Back in Time for School takes a group of fifteen children and their teachers back through time to experience what schooling was like at different times, from the Victorian period up to the 1990s. Last summer, I was involved in doing some research for the second episode on the ‘King’s English’, which was a speech and language programme that began in the interwar period. To do this, I used the BBC Broadcasts for Schools Collection which I have introduced in an earlier post on the IOE Library’s blog, Newsam News.
The BBC introduced wireless lessons for schools during the interwar period, the earliest of these date from 1924. Schools were expected to adapt their timetables to accommodate these lessons and the BBC were keen on the ‘wireless teacher’ and the ‘class teacher’ collaborating so that both the children and the class teachers would ‘enter into the spirit of the lesson’. Class teachers were also expected to use the pamphlets produced by the BBC as guides and to make time after the transmission to answer questions that may arise. This would, according to the BBC, ‘treble the value of the lesson’!  Teachers were to report to the BBC any difficulties they experienced with the broadcast transmission and to comment on the content of the lessons.

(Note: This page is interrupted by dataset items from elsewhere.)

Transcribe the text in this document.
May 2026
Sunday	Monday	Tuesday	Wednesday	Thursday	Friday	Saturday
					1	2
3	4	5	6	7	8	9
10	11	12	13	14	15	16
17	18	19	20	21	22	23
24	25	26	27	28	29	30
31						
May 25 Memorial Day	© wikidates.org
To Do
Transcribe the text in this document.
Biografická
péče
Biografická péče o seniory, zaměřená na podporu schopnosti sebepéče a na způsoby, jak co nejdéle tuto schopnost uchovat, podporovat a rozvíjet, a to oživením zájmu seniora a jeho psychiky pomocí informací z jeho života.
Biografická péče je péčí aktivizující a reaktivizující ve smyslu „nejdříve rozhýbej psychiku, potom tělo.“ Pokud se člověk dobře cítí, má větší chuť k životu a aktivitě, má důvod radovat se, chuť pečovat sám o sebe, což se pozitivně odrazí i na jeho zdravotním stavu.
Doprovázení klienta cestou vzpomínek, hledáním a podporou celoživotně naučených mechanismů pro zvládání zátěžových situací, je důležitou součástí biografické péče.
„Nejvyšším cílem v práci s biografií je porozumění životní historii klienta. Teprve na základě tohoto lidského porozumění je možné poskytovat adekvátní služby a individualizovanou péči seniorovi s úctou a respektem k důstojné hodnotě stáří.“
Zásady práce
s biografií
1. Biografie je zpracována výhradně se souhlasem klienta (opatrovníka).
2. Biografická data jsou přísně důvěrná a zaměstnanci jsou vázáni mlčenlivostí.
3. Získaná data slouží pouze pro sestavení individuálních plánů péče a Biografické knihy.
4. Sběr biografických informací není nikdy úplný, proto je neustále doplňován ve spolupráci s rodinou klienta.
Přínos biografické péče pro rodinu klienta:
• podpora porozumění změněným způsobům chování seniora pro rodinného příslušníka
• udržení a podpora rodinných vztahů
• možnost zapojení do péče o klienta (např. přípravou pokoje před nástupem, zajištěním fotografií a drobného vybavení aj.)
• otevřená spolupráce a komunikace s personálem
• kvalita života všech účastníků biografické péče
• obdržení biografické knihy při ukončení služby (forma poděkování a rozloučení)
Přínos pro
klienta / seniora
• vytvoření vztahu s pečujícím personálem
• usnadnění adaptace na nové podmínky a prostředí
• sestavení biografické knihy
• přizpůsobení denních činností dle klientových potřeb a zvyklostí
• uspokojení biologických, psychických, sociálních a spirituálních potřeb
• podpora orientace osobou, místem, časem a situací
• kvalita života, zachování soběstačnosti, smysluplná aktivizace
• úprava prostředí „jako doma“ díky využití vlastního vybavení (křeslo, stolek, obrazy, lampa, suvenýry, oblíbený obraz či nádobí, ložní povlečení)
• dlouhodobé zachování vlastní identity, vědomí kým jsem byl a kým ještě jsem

The ‘King’s English’ began life as ‘Our Native Tongue’ in the 1920s. The title is representative of the focus on the importance of English as the language of the Empire and the necessity of ensuring young children learnt how to speak the native tongue. The programme had several name changes: In 1927, it changed its name to ‘Speech and Language’; from 1931 to 1934, it was called ‘King’s English’; and subsequently, it became ‘English Speech’.
In the early days, the programme was presented by A. Lloyd James who was a lecturer in phonetics at the London School of [African and] Oriental Studies (SOAS). Lloyd James was a Welshman and a founding member of what later became the BBC’s Advisory Committee on Spoken English. In the 1927 volume of the schedules of school broadcasts, Lloyd James explained to teachers:
The object of the talks is to arouse interest in the sounds of our native tongue, and to give some practical training in hearing and making these sounds. Each practical lesson will be preceded by a little talk on some aspect of the subject. Very elementary notions of the history of our language may form a part of these talks, and may occasionally be read in the actual pronunciation of Chaucer and Shakespeare to give the children some idea of what English sounded like in those days.
Nothing in these talks will be said that will reflect adversely upon local dialects, and no invidious comparisons will be made between class dialects. Good northern English is as good as good southern English, etc.
Lloyd James was clearly celebrating the glories of a richly diverse range of forms of English, as embodied in Chaucer and Shakespeare inviting children to become fascinated with the varieties of English. He was also at pains to point out that these lessons were not meant to reflect adversely on local dialects or to make comparisons between class dialects, and that northern English was as good as southern English. But the reality of this couldn’t be further from the truth. Children who spoke well were likely to have a better chance of getting employment in the professional sphere (instead of manual or factory work) and thereby having the chance of climbing up the social ladder.
By the 1930s, the programme was well established in the lists of courses offered by the BBC to schools as it followed the guidelines recommended by the Board of Education which urged that ‘standard English should be taught’ without suppressing the peculiarities of dialect.This reference was from the Newbolt report on the teaching of English which was published by the Board of Education in 1921. Taking into consideration the ‘valuable constructive criticism’ from teachers, in the 1930s, Lloyd James (now referred to as ‘Professor’) modified the course to include rhythm and intonation, in addition to the practical drill in pronunciation of separate sounds. 
You can watch a short documentary on the Broadcasts for Schools in the second episode of Back in Time for School (on BBC iPlayer), get a taste of what the ‘King’s English’ sounded like and hear a wireless lesson from the interwar period at 33’50”. You may end up giggling with the children as you try to purse your lips to speak R.P. (Received Pronunciation) or the ‘King’s English’. I wonder though if this will bring back memories of school for some of you.
 Lloyd James, A. (1927), “Foreword to Teachers” In: BBC Broadcasts for Schools, Vol. 1, pp. 7-8.
 Mugglestone, Lynda. “Spoken English and the BBC: In the Beginning.” AAA-Arbeiten aus Anglistik und Amerikanistik 33, no. 2 (2008), 6. Unfortunately, Lloyd James’ career ended in the 1940s when he bludgeoned his wife to death – see more here, especially the newspaper articles about this sensational crime.
 Lloyd James, A. (1927), “Foreword to Teachers”, pp. 7-8.
 BBC, Broadcasts for Schools: April 18th April to 17th, 1932. Vol. 9, p. 21.